In terms of newcomers, Sahith Theegala (+13000) has shown tremendous promise but has yet to break through at a major. He’ll be playing in his first Masters this week, which is usually a recipe for disaster (both on the course and at the pro shop checkout), but he has three top-15 finishes in the past three months and could come out hot before the traditional Sunday newbie slide.
Finally, there are good omens, then there’s being invited by Tiger Woods, Rory McIlroy, and Fred Couples to be their fourth during a practice round at Augusta. Who cares what I see? Tiger, Rory, and Freddie see something in Tom Kim (+10000). That’s enough for me.
What are the Full Swing MVPs up to?
Nelson: Golf dorks: You are already with me. The first season of Netflix’s PGA Tour docuseries Full Swing, which dropped in February, has a reasonable claim as a great accomplishment in human history. Featuring eight episodes chronicling the tumultuous 2022 season, the show simultaneously provides a warts-and-all assessment of golf’s surprisingly strange and blinkered ecosystem, and generates reams of empathy for the players who come off the best.
Series MVP Joel Dahmen (crucial quote: “Someone’s gotta be the 70th best golfer in the world”) is regrettably not in the field this week. But co-MVP Tony Finau is, and he’s riding a bit of a hot streak with three recent top-10 finishes and three tour victories last season. Best frenemies Jordan Spieth and Justin Thomas, who memorably anchored Episode 1, are both threats to burnish their legacies: Twinned as always, CBS Sportsline has them ranked as the fifth- and sixth-best betting favorites, respectively. Then there are the debuts: breakout Full Swing star Theegala and LIV convert/sad final-hole choker at last year’s PGA Championship Mito Pereira will both face fabled Augusta for the first time. But really, this whole section is just a glorified ad. Stop what you’re doing right this second—seriously it can’t be more important—and binge Full Swing.
Who’s going to win?
Schuster: Scottie Scheffler. SIGH. I wanted to go wild here, I really did. Dollinger can attest that I tried to talk myself into Brooks Koepka as an answer here, just to feel something. But at this stage, with the form Scottie has now, I’d just feel like an idiot picking anyone else.
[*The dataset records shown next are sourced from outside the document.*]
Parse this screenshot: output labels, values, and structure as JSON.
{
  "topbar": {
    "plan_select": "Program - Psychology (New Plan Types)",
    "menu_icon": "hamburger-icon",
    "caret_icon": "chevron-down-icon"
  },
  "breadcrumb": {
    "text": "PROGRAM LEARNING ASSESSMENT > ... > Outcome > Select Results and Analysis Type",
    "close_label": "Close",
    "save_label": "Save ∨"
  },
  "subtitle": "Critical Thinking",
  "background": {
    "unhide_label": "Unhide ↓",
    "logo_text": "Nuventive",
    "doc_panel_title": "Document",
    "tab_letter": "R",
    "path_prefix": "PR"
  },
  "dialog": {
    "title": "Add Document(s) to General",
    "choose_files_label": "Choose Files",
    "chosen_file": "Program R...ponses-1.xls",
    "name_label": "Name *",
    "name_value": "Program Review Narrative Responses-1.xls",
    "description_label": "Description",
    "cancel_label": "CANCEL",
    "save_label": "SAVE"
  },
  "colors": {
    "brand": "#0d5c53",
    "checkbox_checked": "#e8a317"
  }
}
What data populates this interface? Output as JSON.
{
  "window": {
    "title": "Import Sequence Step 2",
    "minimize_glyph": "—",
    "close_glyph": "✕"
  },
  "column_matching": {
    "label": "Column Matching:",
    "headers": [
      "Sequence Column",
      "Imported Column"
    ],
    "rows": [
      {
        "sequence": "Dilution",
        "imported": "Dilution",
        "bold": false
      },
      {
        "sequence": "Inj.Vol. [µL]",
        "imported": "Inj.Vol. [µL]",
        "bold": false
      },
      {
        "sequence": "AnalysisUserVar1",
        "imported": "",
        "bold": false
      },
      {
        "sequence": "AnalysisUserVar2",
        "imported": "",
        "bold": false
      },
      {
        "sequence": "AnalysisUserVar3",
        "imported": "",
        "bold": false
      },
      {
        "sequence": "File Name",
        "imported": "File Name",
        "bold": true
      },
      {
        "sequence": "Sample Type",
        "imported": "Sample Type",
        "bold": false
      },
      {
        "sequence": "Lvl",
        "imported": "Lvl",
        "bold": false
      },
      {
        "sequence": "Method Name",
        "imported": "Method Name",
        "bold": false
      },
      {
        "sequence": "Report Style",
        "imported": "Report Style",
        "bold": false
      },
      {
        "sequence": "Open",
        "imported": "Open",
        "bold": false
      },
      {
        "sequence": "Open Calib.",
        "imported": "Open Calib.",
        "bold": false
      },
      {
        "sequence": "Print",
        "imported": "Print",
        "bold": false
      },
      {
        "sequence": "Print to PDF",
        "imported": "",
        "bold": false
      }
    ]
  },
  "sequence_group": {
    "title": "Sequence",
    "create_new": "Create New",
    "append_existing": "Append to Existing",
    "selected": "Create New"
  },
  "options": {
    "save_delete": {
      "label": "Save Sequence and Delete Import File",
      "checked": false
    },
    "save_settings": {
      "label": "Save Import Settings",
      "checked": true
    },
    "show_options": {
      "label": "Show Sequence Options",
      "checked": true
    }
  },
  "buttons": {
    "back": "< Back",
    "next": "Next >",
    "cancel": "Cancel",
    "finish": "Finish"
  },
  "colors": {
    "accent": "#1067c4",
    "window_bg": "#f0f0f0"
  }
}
Dollinger: Max Homa. If it wasn’t for Scottie Scheffler (which is how a lot of golf debates start right now), Homa would be the hottest player in the world. He’s won twice since September, finished T6 at the Players, and was the runner-up at February’s Genesis Invitational. With his tempo, putting stroke, and personality, he just might be the modern day Fred Couples. And it just so happens Homa is 32 years old, the same age Freddie was when he broke through in 1992 to win his green jacket.
Nelson: It’s going to be Tony Finau, because I know from Full Swing that dreams always come true. Don’t forget he shot a Saturday 64 here in 2019. The guy can make his way around Augusta National.